Und nun will ich euch mal etwas sagen: Es ist ja nicht wahr, daß jene, die sich national nennen und nichts weiter sind als bürgerlich‑natio-nalistisch, dieses Land und seine Sprache für sich gepachtet haben.
Weder der Herr Regierungsvertreter im Gehrock noch der Ober-studienrat noch die Herren und Damen des Stahlhelms allein sind Deutschland. Wir sind auch noch da.
Sie reißen den Mund auf und rufen: "Im Namen Deutschlands ... !" Sie rufen: "Wir lieben dieses Land, nur wir lieben es." Es ist nicht wahr.
... Und so wie die nationalen Verbände über die Wege trommeln – mit dem gleichen Recht, mit genau demselben Recht nehmen wir, wir, die wir hier geboren sind, wir, die wir besser deutsch schreiben und sprechen als die Mehrzahl der nationalen Esel – mit genau demselben Recht nehmen wir Fluß und Wald in Beschlag, Strand und Haus, Lichtung und Wiese: es ist unser Land.
... Deutschland ist ein gespaltenes Land. Ein Teil von ihm sind wir. Und in allen Gegensätzen steht – unerschütterlich, ohne Fahne, ohne Leier-kasten, ohne Sentimentalität und ohne gezücktes Schwert – die stille Liebe zu unserer Heimat."
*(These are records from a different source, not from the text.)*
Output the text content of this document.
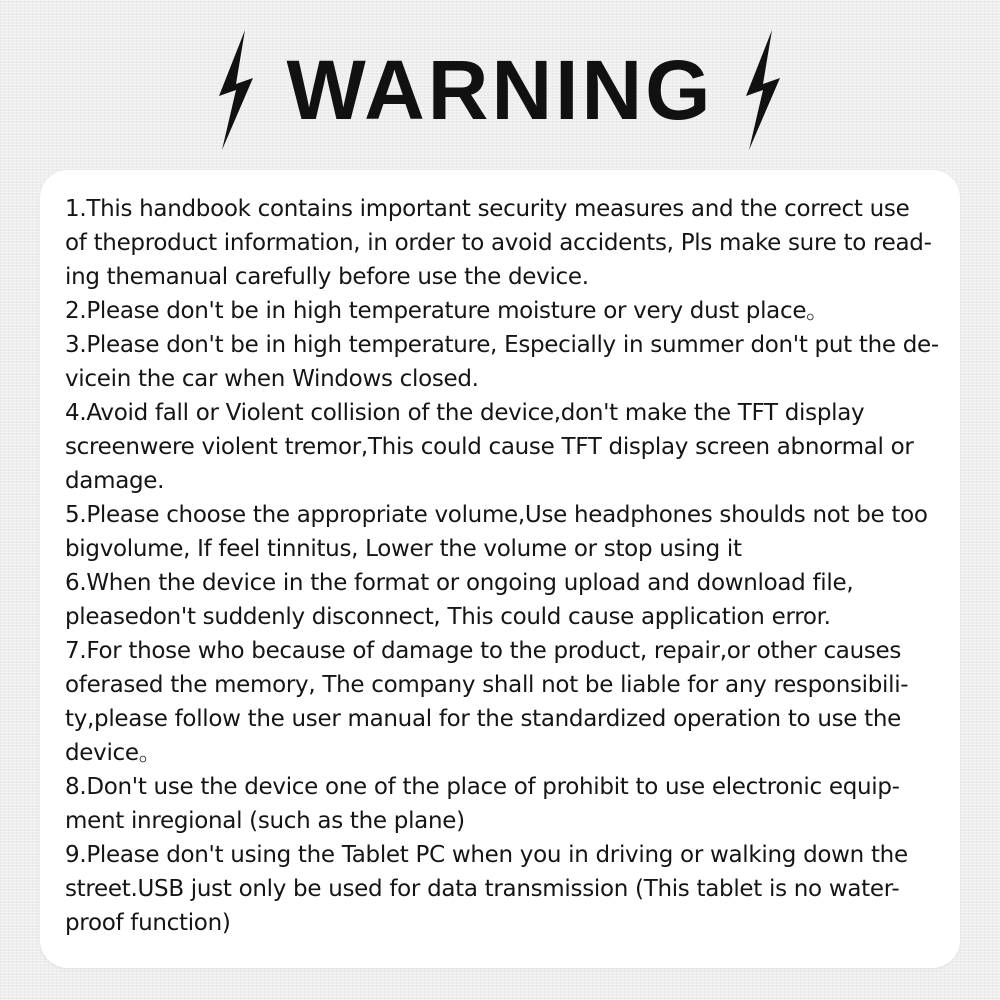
WARNING
1.This handbook contains important security measures and the correct use
of theproduct information, in order to avoid accidents, Pls make sure to read-
ing themanual carefully before use the device.
2.Please don't be in high temperature moisture or very dust place。
3.Please don't be in high temperature, Especially in summer don't put the de-
vicein the car when Windows closed.
4.Avoid fall or Violent collision of the device,don't make the TFT display
screenwere violent tremor,This could cause TFT display screen abnormal or
damage.
5.Please choose the appropriate volume,Use headphones shoulds not be too
bigvolume, If feel tinnitus, Lower the volume or stop using it
6.When the device in the format or ongoing upload and download file,
pleasedon't suddenly disconnect, This could cause application error.
7.For those who because of damage to the product, repair,or other causes
oferased the memory, The company shall not be liable for any responsibili-
ty,please follow the user manual for the standardized operation to use the
device。
8.Don't use the device one of the place of prohibit to use electronic equip-
ment inregional (such as the plane)
9.Please don't using the Tablet PC when you in driving or walking down the
street.USB just only be used for data transmission (This tablet is no water-
proof function)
Nun wird hoffentlich klar, warum die Liebes-Erklärung für Deutschland von Kurt Tucholsky Teil der Nation-Hymne geworden ist – Liebe zu unserem Land führt über diesen Geist, kann wegen der Shoah nur über ihn führen, vorbei an Neonazis, vorbei an Ignoranz und moderner Macht-Politik, die geistig kaum noch ansprechbar ist, die gewählt wird und wieder verschwindet, hin zu diesem unserem Land voller Kultur und voller Werte, die ganz vorsichtig und sorgfältig behandelt und entdeckt werden müssen. Liebe, auch zu einem Land, muss behutsam sein.

28/Febr/2011 GMT+7 11:01

Liebe, auch zu einem Land, wird individuell verschieden sein, jugendlich stürmisch, cool bis gleichgültig, intellektuell ablehnend, Medien-wirksam kalkuliert, pessimistisch-enttäuscht, mimosenhaft-zögerlich, Goethe- oder Stellvertreter-verlangend, radikal fordernd, freiheitlich-unverbindlich, ideologisch berechnend, aufrechnend-genau, verschämt, skurril, lespisch, homosexuell, Erfahrungen-durchwachsen, pädophil-verheimlichend, streitbar-süchtig, selbst gefühlskalt, süchtig-erblindet, widersprüchlich, Zufall-abhängig, launisch, abwartend, falsch, psychopatisch, jauchzend-übertrieben, zurückhaltend-überzogen und so weiter. Die normale Liebe kommt nicht vor. Sie ist selten. Die "stille Liebe" ohne Fahnen, Sentimentalität oder Schwert gehört dazu. Diese Liebe ist im Begriff, das Objekt der Liebe zu verlieren. In ihr steckt das Potential der Tragödien. Liebe vergrößert dieses Potential und will sich deshalb zurückziehen, will still sein, will sich verstecken. Das Weltliche lauert und droht sie zu zerstören.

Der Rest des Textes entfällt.